7:40 – The girls are done with Mary Poppins and barrel down the hall into our bedroom, giggling. They jump onto the bed and start roughhousing with Steven. As they snuggle up next to him, I hear my 5-year-old say, “You’re the toast, and I’m the butter.” I see the delight in her eyes and feel so grateful for a husband who truly and intentionally loves our daughters well.
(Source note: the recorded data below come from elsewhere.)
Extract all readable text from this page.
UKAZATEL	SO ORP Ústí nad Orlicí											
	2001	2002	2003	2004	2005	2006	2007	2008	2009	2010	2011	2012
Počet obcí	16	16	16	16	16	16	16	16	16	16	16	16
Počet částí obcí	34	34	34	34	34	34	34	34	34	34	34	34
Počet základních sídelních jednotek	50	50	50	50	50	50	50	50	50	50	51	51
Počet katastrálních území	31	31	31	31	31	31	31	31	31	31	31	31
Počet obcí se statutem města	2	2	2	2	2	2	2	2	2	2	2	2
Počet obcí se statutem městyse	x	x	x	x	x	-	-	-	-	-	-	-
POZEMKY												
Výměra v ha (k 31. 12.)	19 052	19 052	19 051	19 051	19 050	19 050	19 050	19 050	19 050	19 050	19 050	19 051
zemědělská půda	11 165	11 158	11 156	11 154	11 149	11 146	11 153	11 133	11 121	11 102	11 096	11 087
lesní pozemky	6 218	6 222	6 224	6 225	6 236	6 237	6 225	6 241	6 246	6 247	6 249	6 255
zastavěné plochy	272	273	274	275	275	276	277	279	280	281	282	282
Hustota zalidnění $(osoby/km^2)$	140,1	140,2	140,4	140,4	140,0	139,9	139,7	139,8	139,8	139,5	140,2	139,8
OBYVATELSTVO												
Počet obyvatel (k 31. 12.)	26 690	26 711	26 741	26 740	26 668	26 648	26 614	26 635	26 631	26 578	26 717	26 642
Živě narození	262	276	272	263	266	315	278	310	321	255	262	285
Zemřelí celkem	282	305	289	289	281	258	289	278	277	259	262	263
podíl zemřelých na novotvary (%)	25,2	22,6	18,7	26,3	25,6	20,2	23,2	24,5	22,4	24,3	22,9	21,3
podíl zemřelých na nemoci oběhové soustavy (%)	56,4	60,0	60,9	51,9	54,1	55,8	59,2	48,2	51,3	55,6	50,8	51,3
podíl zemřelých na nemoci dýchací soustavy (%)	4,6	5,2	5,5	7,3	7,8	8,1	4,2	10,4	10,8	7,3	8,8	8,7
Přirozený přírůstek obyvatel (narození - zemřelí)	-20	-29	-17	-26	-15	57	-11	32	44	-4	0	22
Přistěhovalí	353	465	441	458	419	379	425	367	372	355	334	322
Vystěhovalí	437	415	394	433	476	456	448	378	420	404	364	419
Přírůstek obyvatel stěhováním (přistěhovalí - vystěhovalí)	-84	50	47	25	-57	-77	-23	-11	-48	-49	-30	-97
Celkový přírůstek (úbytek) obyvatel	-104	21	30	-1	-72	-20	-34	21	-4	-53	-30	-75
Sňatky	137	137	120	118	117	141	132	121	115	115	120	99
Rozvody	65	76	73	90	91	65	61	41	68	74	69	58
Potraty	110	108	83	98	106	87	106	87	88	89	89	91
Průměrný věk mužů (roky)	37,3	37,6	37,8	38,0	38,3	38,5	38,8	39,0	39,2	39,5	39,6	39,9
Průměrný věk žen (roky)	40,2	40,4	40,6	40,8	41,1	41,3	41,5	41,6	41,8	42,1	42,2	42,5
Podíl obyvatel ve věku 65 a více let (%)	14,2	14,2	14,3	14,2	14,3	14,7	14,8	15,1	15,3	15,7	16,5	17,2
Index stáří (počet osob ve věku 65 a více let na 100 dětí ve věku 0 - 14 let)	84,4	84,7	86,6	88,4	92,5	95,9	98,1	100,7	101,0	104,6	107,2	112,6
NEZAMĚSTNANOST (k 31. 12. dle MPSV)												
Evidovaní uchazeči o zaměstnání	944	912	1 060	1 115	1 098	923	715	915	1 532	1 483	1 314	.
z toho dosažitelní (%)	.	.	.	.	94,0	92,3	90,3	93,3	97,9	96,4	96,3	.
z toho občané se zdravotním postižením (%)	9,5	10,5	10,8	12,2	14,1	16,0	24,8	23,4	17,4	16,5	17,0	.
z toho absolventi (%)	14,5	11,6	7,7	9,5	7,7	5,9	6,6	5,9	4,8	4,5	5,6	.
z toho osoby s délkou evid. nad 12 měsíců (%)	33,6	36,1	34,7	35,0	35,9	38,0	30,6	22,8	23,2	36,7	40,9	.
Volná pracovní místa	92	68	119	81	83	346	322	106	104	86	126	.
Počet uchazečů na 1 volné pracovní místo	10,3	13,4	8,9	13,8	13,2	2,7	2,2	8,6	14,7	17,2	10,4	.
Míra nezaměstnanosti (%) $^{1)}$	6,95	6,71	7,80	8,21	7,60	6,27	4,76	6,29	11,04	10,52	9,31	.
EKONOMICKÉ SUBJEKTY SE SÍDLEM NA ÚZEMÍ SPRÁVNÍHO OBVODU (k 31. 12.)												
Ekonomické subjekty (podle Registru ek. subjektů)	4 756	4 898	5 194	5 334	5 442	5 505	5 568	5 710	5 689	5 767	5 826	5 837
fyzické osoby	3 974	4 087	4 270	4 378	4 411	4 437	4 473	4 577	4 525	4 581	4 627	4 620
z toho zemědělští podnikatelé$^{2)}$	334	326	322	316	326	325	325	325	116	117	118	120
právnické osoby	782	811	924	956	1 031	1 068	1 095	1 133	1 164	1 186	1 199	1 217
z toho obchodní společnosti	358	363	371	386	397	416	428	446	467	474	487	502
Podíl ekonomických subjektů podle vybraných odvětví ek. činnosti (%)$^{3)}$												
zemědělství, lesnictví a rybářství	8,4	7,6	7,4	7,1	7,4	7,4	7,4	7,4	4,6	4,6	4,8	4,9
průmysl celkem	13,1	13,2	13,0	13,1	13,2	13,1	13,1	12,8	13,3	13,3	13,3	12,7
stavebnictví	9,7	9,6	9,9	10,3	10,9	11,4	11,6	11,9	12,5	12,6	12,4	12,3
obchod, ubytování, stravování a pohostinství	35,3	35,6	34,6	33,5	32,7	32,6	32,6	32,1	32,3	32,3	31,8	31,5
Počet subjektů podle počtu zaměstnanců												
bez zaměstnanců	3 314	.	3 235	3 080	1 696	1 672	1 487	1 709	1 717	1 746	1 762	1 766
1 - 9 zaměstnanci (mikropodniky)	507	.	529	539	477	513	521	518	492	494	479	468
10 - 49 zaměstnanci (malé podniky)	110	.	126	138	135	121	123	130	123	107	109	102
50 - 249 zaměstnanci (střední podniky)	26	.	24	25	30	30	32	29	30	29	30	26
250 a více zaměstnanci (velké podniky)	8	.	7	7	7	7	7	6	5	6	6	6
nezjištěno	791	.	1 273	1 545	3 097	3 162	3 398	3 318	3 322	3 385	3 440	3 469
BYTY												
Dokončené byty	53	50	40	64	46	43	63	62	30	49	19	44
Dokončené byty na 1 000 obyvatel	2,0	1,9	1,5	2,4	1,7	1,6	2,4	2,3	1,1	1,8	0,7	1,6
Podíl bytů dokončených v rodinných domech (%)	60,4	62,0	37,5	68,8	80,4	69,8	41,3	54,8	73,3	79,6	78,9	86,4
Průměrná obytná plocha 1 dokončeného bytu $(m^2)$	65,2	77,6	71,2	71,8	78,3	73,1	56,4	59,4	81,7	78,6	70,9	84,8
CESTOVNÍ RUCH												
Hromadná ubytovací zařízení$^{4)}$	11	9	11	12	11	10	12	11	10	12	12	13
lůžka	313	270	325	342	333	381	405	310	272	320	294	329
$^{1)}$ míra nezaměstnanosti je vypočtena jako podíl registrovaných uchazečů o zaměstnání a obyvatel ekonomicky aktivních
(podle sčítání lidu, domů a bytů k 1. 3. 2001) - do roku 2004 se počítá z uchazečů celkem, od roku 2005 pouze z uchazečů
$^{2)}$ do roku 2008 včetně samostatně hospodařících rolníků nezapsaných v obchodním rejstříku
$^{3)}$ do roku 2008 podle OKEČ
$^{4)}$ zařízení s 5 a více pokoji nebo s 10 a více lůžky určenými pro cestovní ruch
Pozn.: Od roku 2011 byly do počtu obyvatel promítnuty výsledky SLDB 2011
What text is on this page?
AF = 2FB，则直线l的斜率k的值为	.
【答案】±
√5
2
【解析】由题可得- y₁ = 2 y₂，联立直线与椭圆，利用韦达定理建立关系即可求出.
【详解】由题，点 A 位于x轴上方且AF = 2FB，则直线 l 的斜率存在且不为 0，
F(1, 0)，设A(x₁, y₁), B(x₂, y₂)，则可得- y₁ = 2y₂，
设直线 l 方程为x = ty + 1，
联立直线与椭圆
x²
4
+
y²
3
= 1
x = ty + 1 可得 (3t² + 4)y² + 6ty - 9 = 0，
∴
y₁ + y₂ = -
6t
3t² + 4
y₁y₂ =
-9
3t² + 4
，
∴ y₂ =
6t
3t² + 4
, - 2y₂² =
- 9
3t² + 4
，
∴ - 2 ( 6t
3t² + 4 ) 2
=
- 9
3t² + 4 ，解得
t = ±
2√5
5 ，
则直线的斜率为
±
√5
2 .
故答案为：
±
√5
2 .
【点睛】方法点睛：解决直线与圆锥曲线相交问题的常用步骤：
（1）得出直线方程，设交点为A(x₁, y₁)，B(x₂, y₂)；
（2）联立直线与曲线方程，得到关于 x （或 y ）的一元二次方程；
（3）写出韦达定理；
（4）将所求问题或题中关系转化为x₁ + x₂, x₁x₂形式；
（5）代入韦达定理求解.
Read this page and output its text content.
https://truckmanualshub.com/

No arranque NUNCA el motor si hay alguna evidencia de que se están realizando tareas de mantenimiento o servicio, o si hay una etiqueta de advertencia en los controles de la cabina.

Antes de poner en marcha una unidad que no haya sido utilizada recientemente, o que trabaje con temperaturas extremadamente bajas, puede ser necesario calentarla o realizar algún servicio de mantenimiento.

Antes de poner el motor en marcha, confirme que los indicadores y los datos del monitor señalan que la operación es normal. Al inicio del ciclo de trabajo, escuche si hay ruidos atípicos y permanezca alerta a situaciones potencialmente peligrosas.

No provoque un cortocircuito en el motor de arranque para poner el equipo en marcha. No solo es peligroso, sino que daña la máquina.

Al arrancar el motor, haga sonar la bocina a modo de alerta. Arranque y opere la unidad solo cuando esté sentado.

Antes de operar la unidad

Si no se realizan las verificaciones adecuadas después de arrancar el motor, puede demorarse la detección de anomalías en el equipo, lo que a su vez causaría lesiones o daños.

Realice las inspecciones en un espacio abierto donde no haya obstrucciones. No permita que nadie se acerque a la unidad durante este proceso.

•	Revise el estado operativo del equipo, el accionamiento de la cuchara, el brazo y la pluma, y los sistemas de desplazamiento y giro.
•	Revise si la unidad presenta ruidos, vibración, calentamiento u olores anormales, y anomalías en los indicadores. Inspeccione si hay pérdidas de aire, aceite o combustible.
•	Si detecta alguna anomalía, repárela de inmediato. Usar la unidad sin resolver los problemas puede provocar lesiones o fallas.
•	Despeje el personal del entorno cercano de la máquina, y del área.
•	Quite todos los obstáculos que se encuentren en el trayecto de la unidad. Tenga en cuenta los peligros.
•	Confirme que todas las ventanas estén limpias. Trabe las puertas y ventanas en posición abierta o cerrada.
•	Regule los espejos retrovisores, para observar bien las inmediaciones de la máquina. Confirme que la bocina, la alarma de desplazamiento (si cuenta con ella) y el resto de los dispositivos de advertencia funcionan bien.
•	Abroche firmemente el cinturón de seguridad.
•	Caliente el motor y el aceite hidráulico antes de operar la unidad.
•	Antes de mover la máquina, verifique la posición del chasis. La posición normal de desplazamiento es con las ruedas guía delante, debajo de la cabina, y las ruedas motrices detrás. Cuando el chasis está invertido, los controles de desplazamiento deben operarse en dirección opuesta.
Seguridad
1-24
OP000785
7:50 – Steven reads a library book with Norah in our bed while Luci Belle decides to go make herself a “bedtime smoothie.” If she can make it herself and clean it up, I say, more power to her.
8:00 – I bid my husband goodnight early so he can get good rest and feel better. I head upstairs with the girls and get them going on their “nighttime five”—five things they have to do every night before bed: 1) Put on pjs, 2) Put dirty clothes in the basket, 3) Brush teeth, 4) Go potty, 5) Pick out a book. I still have to remind them, but we’re all on this journey together trying to develop some better habits in our family.
8:15 – This is one of my favorite times of the day—reading to my girls before bed. I think of the literal thousands of stories we’ve shared together, and I hope these moments are imprinted in their memories for the rest of their lives. Norah cuddles up with Baby Boo and her giant pink stuffed unicorn, Wish. Luci Belle cuddles with her favorite doll, Molly, that she’s had since she was 2 years old. We say prayers.
9:00 – I awake in Norah’s bed—apparently I fell asleep on Wish’s leg. I crawl out and go downstairs. As I make a cup of Trader Joe’s Turmeric Ginger tea, I realize I never did my Pilates, which I’ve been practicing at home for five years now. Instead of trying to cram it in before bed, I choose “grace over guilt” and know that Robin Long and The Balanced Life will be waiting for me tomorrow.
9:30 – Bedtime! I put two drops of Frankincense essential oil under my tongue which helps me sleep deeply. I light a candle and read a few pages of The War I Finally Won by Kimberly Brubaker Bradley, the sequel to her juvenile fiction novel, The War That Saved My Life. I’ve absolutely loved her writing. My eyes are closing as I’m reading, so I finally give in and collapse onto my pillow thinking of this quote I heard recently: “The bad news is time flies. The good news is you’re the pilot.” (Michael Altshuler). I don’t always pilot it well, but I hope I squeezed the most I could out of this day. This life may be often busy and sometimes unpredictable, but it’s full of beauty, good, hard work, and people I love. And I couldn’t be more grateful.